Supreme Court strikes down Maine’s ban on using public funds at religious schools

Amy Howe:

Two Maine families went to court, arguing that the exclusion of schools that provide religious instruction violates the First Amendment’s free exercise clause. On Tuesday, the justices agreed. Roberts suggested that the court’s decision was an “unremarkable” application of prior decisions in two other recent cases (both of which Roberts wrote): Trinity Lutheran Church v. Comer, in which the justices ruled that Missouri could not exclude a church from a program to provide grants to non-profits to install playgrounds made from recycled tires, and Espinoza v. Montana Department of Revenue, holding that if states opt to subsidize private education, they cannot exclude private schools from receiving those funds simply because they are religious.

In this case, Roberts explained, Maine pays tuition for some students to attend private schools, as “long as the schools are not religious.” “That,” Roberts stressed, “is discrimination against religion.” It does not matter, Roberts continued, that the Maine program was intended to provide students with the equivalent of a free public education, which is secular. The focus of the program, Roberts reasoned, is providing a benefit – tuition to attend a public or private school – rather than providing the equivalent of the education that students would receive in public schools. Indeed, Roberts observed, private schools that are eligible for the tuition benefit are not required to use the same curriculum as public schools, or even to use certified teachers. He suggested that the state’s argument was circular: “Saying that Maine offers a benefit limited to private secular education is just another way of saying that Maine does not extend tuition assistance payments to parents who choose to educate their children at religious schools.”

Roberts similarly rejected the state’s argument that the tuition-assistance program does not violate the Constitution because it only bars benefits from going to schools that provide religious instruction.

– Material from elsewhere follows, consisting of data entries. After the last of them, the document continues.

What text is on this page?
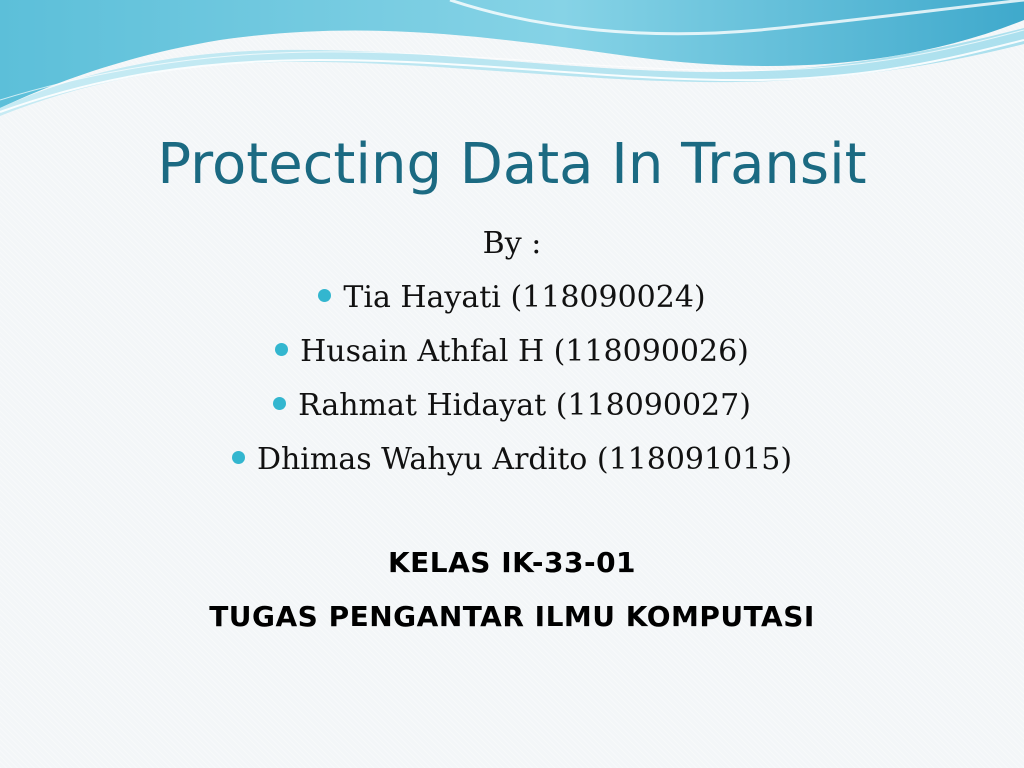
Protecting Data In Transit
By :
Tia Hayati (118090024)
Husain Athfal H (118090026)
Rahmat Hidayat (118090027)
Dhimas Wahyu Ardito (118091015)
KELAS IK-33-01
TUGAS PENGANTAR ILMU KOMPUTASI
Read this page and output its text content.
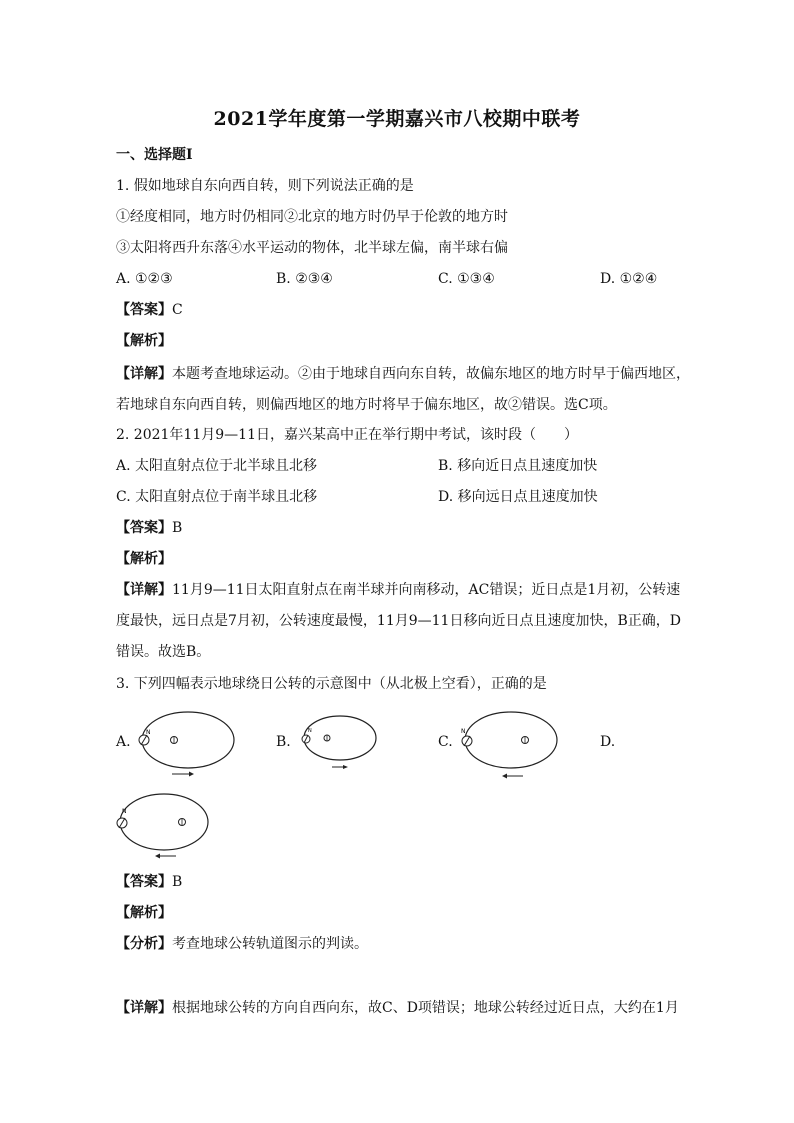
2021学年度第一学期嘉兴市八校期中联考
一、选择题Ⅰ
1. 假如地球自东向西自转，则下列说法正确的是
①经度相同，地方时仍相同②北京的地方时仍早于伦敦的地方时
③太阳将西升东落④水平运动的物体，北半球左偏，南半球右偏
A. ①②③	B. ②③④	C. ①③④	D. ①②④
【答案】C
【解析】
【详解】本题考查地球运动。②由于地球自西向东自转，故偏东地区的地方时早于偏西地区，
若地球自东向西自转，则偏西地区的地方时将早于偏东地区，故②错误。选C项。
2. 2021年11月9—11日，嘉兴某高中正在举行期中考试，该时段（　　）
A. 太阳直射点位于北半球且北移	B. 移向近日点且速度加快
C. 太阳直射点位于南半球且北移	D. 移向远日点且速度加快
【答案】B
【解析】
【详解】11月9—11日太阳直射点在南半球并向南移动，AC错误；近日点是1月初，公转速
度最快，远日点是7月初，公转速度最慢，11月9—11日移向近日点且速度加快，B正确，D
错误。故选B。
3. 下列四幅表示地球绕日公转的示意图中（从北极上空看），正确的是
A.	B.	C.	D.
N	N	N
N
【答案】B
【解析】
【分析】考查地球公转轨道图示的判读。
【详解】根据地球公转的方向自西向东，故C、D项错误；地球公转经过近日点，大约在1月
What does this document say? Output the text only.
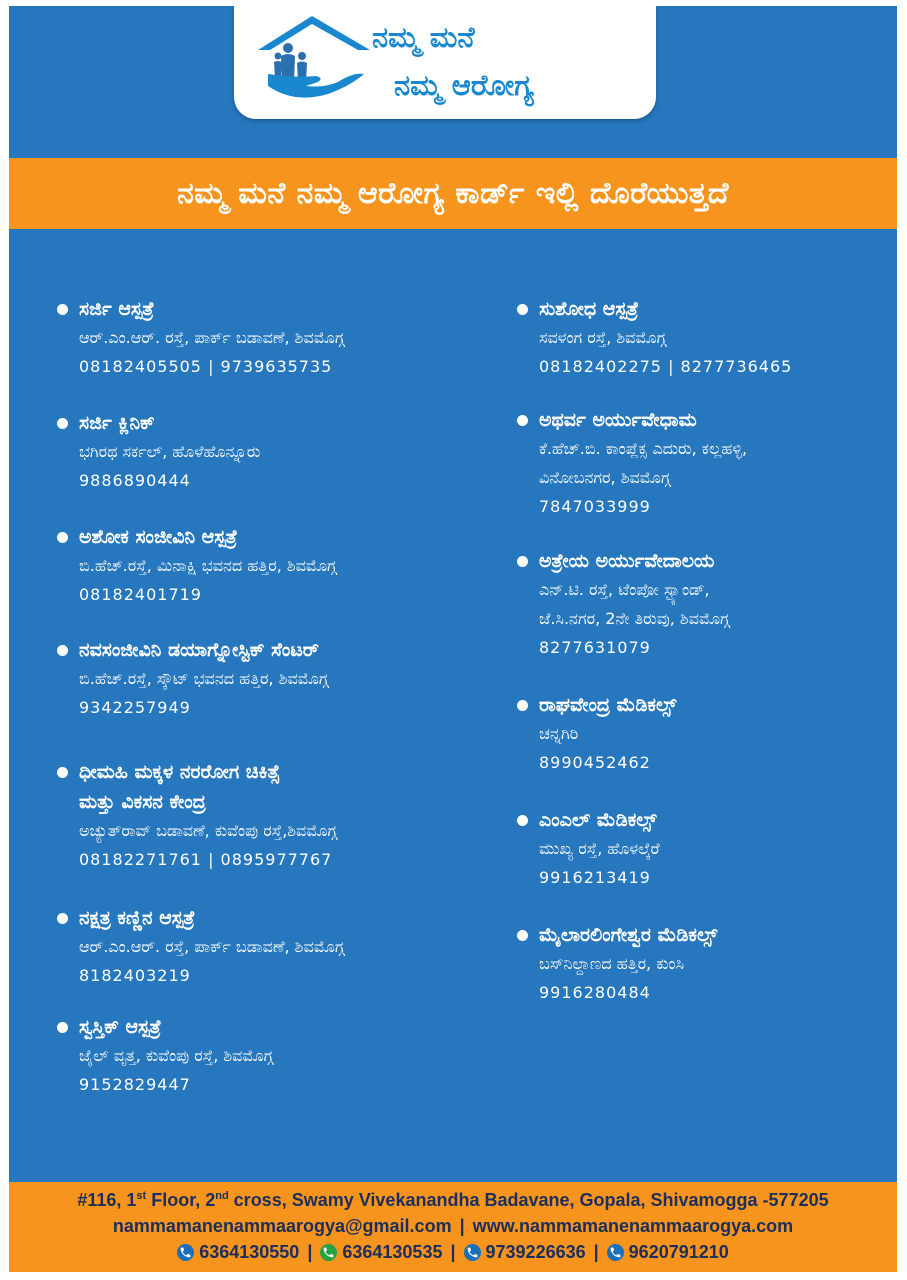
ನಮ್ಮ ಮನೆ
ನಮ್ಮ ಆರೋಗ್ಯ
ನಮ್ಮ ಮನೆ ನಮ್ಮ ಆರೋಗ್ಯ ಕಾರ್ಡ್ ಇಲ್ಲಿ ದೊರೆಯುತ್ತದೆ
ಸರ್ಜಿ ಆಸ್ಪತ್ರೆ
ಆರ್.ಎಂ.ಆರ್. ರಸ್ತೆ, ಪಾರ್ಕ್ ಬಡಾವಣೆ, ಶಿವಮೊಗ್ಗ
08182405505 | 9739635735
ಸರ್ಜಿ ಕ್ಲಿನಿಕ್
ಭಗಿರಥ ಸರ್ಕಲ್, ಹೊಳೆಹೊನ್ನೂರು
9886890444
ಅಶೋಕ ಸಂಜೀವಿನಿ ಆಸ್ಪತ್ರೆ
ಬಿ.ಹೆಚ್.ರಸ್ತೆ, ಮಿನಾಕ್ಷಿ ಭವನದ ಹತ್ತಿರ, ಶಿವಮೊಗ್ಗ
08182401719
ನವಸಂಜೀವಿನಿ ಡಯಾಗ್ನೋಸ್ಟಿಕ್ ಸೆಂಟರ್
ಬಿ.ಹೆಚ್.ರಸ್ತೆ, ಸ್ಕೌಟ್ ಭವನದ ಹತ್ತಿರ, ಶಿವಮೊಗ್ಗ
9342257949
ಧೀಮಹಿ ಮಕ್ಕಳ ನರರೋಗ ಚಿಕಿತ್ಸೆ
ಮತ್ತು ವಿಕಸನ ಕೇಂದ್ರ
ಅಚ್ಯುತ್‌ರಾವ್ ಬಡಾವಣೆ, ಕುವೆಂಪು ರಸ್ತೆ,ಶಿವಮೊಗ್ಗ
08182271761 | 0895977767
ನಕ್ಷತ್ರ ಕಣ್ಣಿನ ಆಸ್ಪತ್ರೆ
ಆರ್.ಎಂ.ಆರ್. ರಸ್ತೆ, ಪಾರ್ಕ್ ಬಡಾವಣೆ, ಶಿವಮೊಗ್ಗ
8182403219
ಸ್ವಸ್ತಿಕ್ ಆಸ್ಪತ್ರೆ
ಜೈಲ್ ವೃತ್ತ, ಕುವೆಂಪು ರಸ್ತೆ, ಶಿವಮೊಗ್ಗ
9152829447
ಸುಶೋಧ ಆಸ್ಪತ್ರೆ
ಸವಳಂಗ ರಸ್ತೆ, ಶಿವಮೊಗ್ಗ
08182402275 | 8277736465
ಅಥರ್ವ ಅರ್ಯುವೇಧಾಮ
ಕೆ.ಹೆಚ್.ಬಿ. ಕಾಂಪ್ಲೆಕ್ಸ ಎದುರು, ಕಲ್ಲಹಳ್ಳಿ,
ವಿನೋಬನಗರ, ಶಿವಮೊಗ್ಗ
7847033999
ಅತ್ರೇಯ ಅರ್ಯುವೇದಾಲಯ
ಎನ್.ಟಿ. ರಸ್ತೆ, ಟೆಂಪೋ ಸ್ಟ್ಯಾಂಡ್,
ಜೆ.ಸಿ.ನಗರ, 2ನೇ ತಿರುವು, ಶಿವಮೊಗ್ಗ
8277631079
ರಾಘವೇಂದ್ರ ಮೆಡಿಕಲ್ಸ್
ಚನ್ನಗಿರಿ
8990452462
ಎಂಎಲ್ ಮೆಡಿಕಲ್ಸ್
ಮುಖ್ಯ ರಸ್ತೆ, ಹೊಳಲ್ಕೆರೆ
9916213419
ಮೈಲಾರಲಿಂಗೇಶ್ವರ ಮೆಡಿಕಲ್ಸ್
ಬಸ್‌ನಿಲ್ದಾಣದ ಹತ್ತಿರ, ಕುಂಸಿ
9916280484
#116, 1st Floor, 2nd cross, Swamy Vivekanandha Badavane, Gopala, Shivamogga -577205
nammamanenammaarogya@gmail.com | www.nammamanenammaarogya.com
6364130550 | 6364130535 | 9739226636 | 9620791210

Although Trinity Lutheranand Espinoza focused on organizations’ religious status (rather than on whether the organizations would be using government funds for religious purposes), those rulings did not hold that states could make funding for private schools hinge on whether the schools provide religious instruction, Roberts explained. To the contrary, Roberts indicated, there is no real distinction between a school’s religious status and its use of funds for religious purposes.